A family gathering in Minor Character, a rejiggering of Anton Chekhov's Uncle Vanya at the Public Theater's 2019 Under the Radar Festival. Note the three Yelenas in furs.
(© Elke Young)

Every script is a universe of possibilities, and with each performance, one of them is realized. Actors choose how to deliver a line, the director decides where they go onstage, and the costume designer determines how they're dressed. But what if no one had to choose? What if there were multiple actors playing the same part in different outfits at different locations onstage?
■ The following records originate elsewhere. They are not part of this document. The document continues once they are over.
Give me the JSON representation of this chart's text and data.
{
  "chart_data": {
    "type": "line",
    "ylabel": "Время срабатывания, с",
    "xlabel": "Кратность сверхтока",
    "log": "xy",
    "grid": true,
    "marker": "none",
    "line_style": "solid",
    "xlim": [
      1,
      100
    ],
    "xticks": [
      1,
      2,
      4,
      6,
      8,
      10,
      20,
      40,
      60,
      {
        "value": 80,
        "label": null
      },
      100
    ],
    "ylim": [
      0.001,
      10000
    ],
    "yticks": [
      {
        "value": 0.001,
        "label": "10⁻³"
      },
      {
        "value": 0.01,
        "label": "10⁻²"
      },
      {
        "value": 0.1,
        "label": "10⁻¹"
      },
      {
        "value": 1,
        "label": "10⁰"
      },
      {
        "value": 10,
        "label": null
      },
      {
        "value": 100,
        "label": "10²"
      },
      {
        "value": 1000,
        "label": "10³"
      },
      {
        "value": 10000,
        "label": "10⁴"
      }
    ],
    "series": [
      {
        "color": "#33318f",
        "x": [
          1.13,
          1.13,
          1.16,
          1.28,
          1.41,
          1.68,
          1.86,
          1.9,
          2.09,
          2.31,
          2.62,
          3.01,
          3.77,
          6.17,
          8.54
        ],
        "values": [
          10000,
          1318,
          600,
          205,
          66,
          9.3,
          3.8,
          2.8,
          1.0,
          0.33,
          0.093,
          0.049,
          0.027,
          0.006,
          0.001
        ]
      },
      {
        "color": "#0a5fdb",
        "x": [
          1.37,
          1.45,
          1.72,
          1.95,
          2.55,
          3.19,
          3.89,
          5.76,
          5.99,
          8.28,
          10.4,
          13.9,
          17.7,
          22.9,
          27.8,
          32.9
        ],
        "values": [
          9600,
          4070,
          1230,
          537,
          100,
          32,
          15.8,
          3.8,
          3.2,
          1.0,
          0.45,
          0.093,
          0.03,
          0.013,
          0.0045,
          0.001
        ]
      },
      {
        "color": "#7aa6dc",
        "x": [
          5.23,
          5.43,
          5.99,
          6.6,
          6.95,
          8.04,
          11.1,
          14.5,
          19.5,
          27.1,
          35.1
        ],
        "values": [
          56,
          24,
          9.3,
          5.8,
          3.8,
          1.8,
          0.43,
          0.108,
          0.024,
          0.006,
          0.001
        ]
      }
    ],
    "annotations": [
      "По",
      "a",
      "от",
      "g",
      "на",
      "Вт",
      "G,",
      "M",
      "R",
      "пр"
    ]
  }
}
That's the question explored by performance troupe New Saloon's Minor Character at the Public Theater's 2019 Under the Radar Festival.
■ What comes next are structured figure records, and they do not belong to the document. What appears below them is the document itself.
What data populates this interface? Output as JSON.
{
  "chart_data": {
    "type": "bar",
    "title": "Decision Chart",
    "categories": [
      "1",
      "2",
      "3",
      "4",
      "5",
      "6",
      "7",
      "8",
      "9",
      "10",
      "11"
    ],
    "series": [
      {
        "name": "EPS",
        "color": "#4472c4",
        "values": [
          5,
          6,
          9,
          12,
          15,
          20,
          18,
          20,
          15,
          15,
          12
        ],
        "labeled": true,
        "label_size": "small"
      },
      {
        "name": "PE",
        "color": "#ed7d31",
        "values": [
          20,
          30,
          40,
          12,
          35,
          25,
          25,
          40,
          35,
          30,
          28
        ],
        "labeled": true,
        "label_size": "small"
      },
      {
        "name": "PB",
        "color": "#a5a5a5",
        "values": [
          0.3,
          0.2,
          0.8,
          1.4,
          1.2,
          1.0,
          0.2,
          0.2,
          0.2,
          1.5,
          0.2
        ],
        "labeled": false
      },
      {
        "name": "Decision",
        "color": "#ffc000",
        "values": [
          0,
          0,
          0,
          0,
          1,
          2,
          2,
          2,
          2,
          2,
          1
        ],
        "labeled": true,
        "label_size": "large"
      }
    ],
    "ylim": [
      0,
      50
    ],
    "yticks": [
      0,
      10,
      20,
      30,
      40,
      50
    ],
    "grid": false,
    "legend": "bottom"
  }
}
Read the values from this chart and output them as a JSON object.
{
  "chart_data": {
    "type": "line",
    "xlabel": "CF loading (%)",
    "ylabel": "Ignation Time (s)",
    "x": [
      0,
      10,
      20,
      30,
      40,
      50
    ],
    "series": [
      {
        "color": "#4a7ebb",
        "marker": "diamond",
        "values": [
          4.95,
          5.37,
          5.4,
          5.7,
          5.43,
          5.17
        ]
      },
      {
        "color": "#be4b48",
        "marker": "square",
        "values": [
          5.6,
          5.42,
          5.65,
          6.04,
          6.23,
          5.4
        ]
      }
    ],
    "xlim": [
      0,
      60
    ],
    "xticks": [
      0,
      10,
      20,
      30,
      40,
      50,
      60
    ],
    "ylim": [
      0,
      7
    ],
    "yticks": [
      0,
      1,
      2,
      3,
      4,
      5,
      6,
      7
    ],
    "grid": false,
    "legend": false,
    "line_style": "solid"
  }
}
As terrain for its exploration, the troupe has chosen Uncle Vanya, Anton Chekhov's 1897 tragicomedy about a family languishing in the Russian countryside. To enhance the house-of-mirrors effect, New Saloon uses not one English translation but six, creating a mash-up effect that results in characters frequently repeating a line in various renderings. The bitter, middle-aged Vanya refers to his former brother-in-law Serebryakov, a retired academic, as "a dried-up old stick, a moldy mackerel, a pedantic old fossil, a guppy with a college degree."

Two Vanyas munch toast and exude disaffection in Minor Character.
(© Elke Young)

On top of the textual layers is a cast whose parts are continually changing. Sometimes a role is played by one actor, other times by two or three simultaneously. When a drunk Vanya makes a pass at Yelena, Serebryakov's hot wife, there are three Vanyas and three Yelenas onstage. As the Vanyas spout compliments, one Yelena lies down, another sits, and a third stares at a wall hung with paintings. And not only do multiple actors sometimes play the same part; actors also switch parts now and then. A Yelena in one scene may be a country doctor in another.

Confused yet? For those who go into this show knowing Uncle Vanya, keeping up is a challenge. For those who don't, it's an exercise in futility. Costume designer Alice Tavener tries to clarify matters by outfitting each character in signature items — Yelena always wears furs, Serebryakov's hardworking daughter a Rosie the Riveter-like bandanna and pink rubber gloves. These markers help, as do some standout performances, especially by Ron Domingo as an airy Yelena (and others), but they're not enough. The theatrical experiment of Minor Character tickles the intellect, but it leaves the soul unmoved.